What are your favorite box sets?
Thank you.


----------



## mbhaub (Dec 2, 2016)

The giant Ormandy box has given me more pleasure and thrill of discovery than any other. 

But of the more normal boxes:

Constantine Silvestri on EMI. Great overview of the repertoire, all of excellent, exciting without a problem. That is, except the Tchaikovsky 4th of which every copy in existence should be destroyed.

Arthur Rodzinksi on Sony. No one conducts like this today and we are the poorer for it.

The Charles Munch set on Sony. Another big box, but what a treasure. Makes me regret that I didn't live in Boston while he was there. Just first class music making. The Decca box of Munch is quite good too.


----------



## Monsalvat (11 mo ago)

Szell on Columbia. I don't own it but have streamed a bunch of the recordings from that one and it's really something. Also Bruno Walter on Columbia.

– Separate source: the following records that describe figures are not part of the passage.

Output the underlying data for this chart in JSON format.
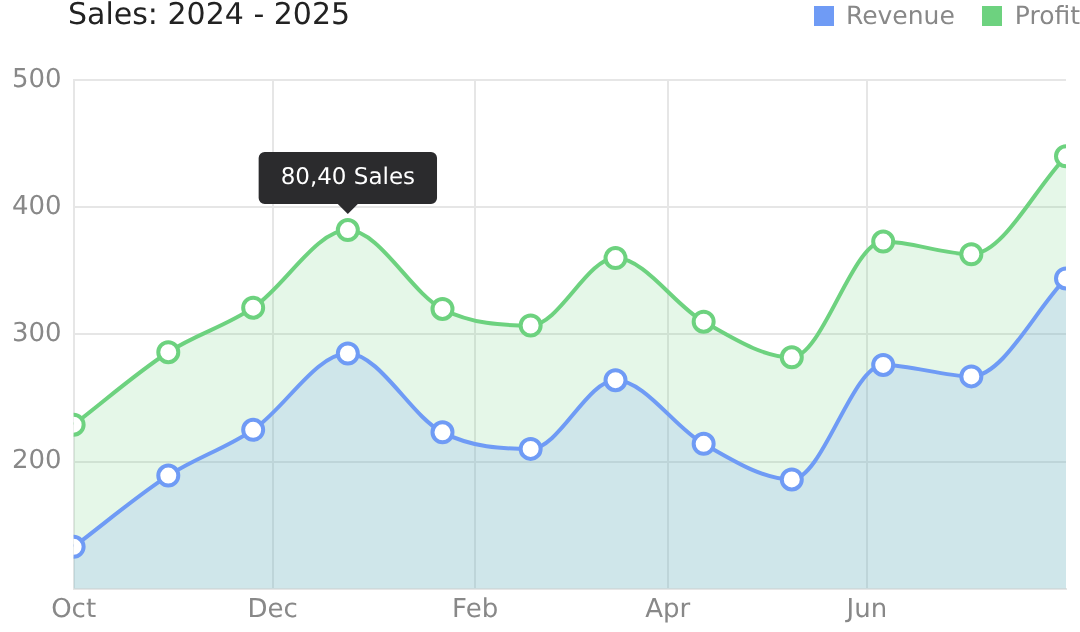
{
  "chart_data": {
    "type": "area",
    "title": "Sales: 2024 - 2025",
    "x": [
      "2024-10-01",
      "2024-10-30",
      "2024-11-25",
      "2024-12-24",
      "2025-01-22",
      "2025-02-18",
      "2025-03-16",
      "2025-04-12",
      "2025-05-09",
      "2025-06-06",
      "2025-07-03",
      "2025-08-01"
    ],
    "series": [
      {
        "name": "Revenue",
        "color": "#6f9bf5",
        "values": [
          133,
          189,
          225,
          285,
          223,
          210,
          264,
          214,
          186,
          276,
          267,
          344
        ]
      },
      {
        "name": "Profit",
        "color": "#6dd27f",
        "values": [
          229,
          286,
          321,
          382,
          320,
          307,
          360,
          310,
          282,
          373,
          363,
          440
        ]
      }
    ],
    "xlim": [
      "2024-10-01",
      "2025-08-01"
    ],
    "xticks": [
      {
        "value": "2024-10-01",
        "label": "Oct"
      },
      {
        "value": "2024-12-01",
        "label": "Dec"
      },
      {
        "value": "2025-02-01",
        "label": "Feb"
      },
      {
        "value": "2025-04-01",
        "label": "Apr"
      },
      {
        "value": "2025-06-01",
        "label": "Jun"
      }
    ],
    "ylim": [
      100,
      500
    ],
    "yticks": [
      200,
      300,
      400,
      500
    ],
    "annotations": [
      {
        "text": "80,40 Sales",
        "x": "2024-12-24",
        "y": 382
      }
    ],
    "grid": true,
    "legend": "top right",
    "marker": "circle",
    "line_style": "solid"
  }
}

EMI recently reissued a bunch of Klemperer boxes. Those have some great recordings as well. 

I like the Abbado Mahler box, and I actually _do_ own that one.


----------



## starthrower (Dec 11, 2010)

Bernstein / Mahler on Sony 
Adrian Boult / Vaughan Williams 
Boulez: Complete Erato Recordings 
Works of Igor Stravinsky
Boulez Conducts Schoenberg 
Kempe / R. Strauss
Skrowaczewski/ Bruckner 
Ravel Edition - Decca / DG 
Wagner Ring / Solti
Britten: Complete Operas on Decca 

I don't own any of the big conductor boxes due to time and space limitations. I have more than enough music to occupy my time and attention.


----------



## FrankE (Jan 13, 2021)

The one that is by the same performers throughout, by one composer or composers in the same era, divided into discs sensibly with no fillers so it can be ripped, split into albums and tagged easily.

Still waiting.


----------



## Marsilius (Jun 13, 2015)

The complete Szell box on Sony and the two boxes of Paul Paray’s complete Mercury recordings.


----------



## Neo Romanza (May 7, 2013)

Here are five of my favorite box sets (in no particular order):


----------



## Merl (Jul 28, 2016)

This one.


----------



## Lisztianwagner (2 mo ago)

Some of them are:

Karajan 1960s - DG
Karajan 1970s - DG
Karajan 1980s - DG
Wagner Ring/Karajan
Mahler/Bernstein on DG


----------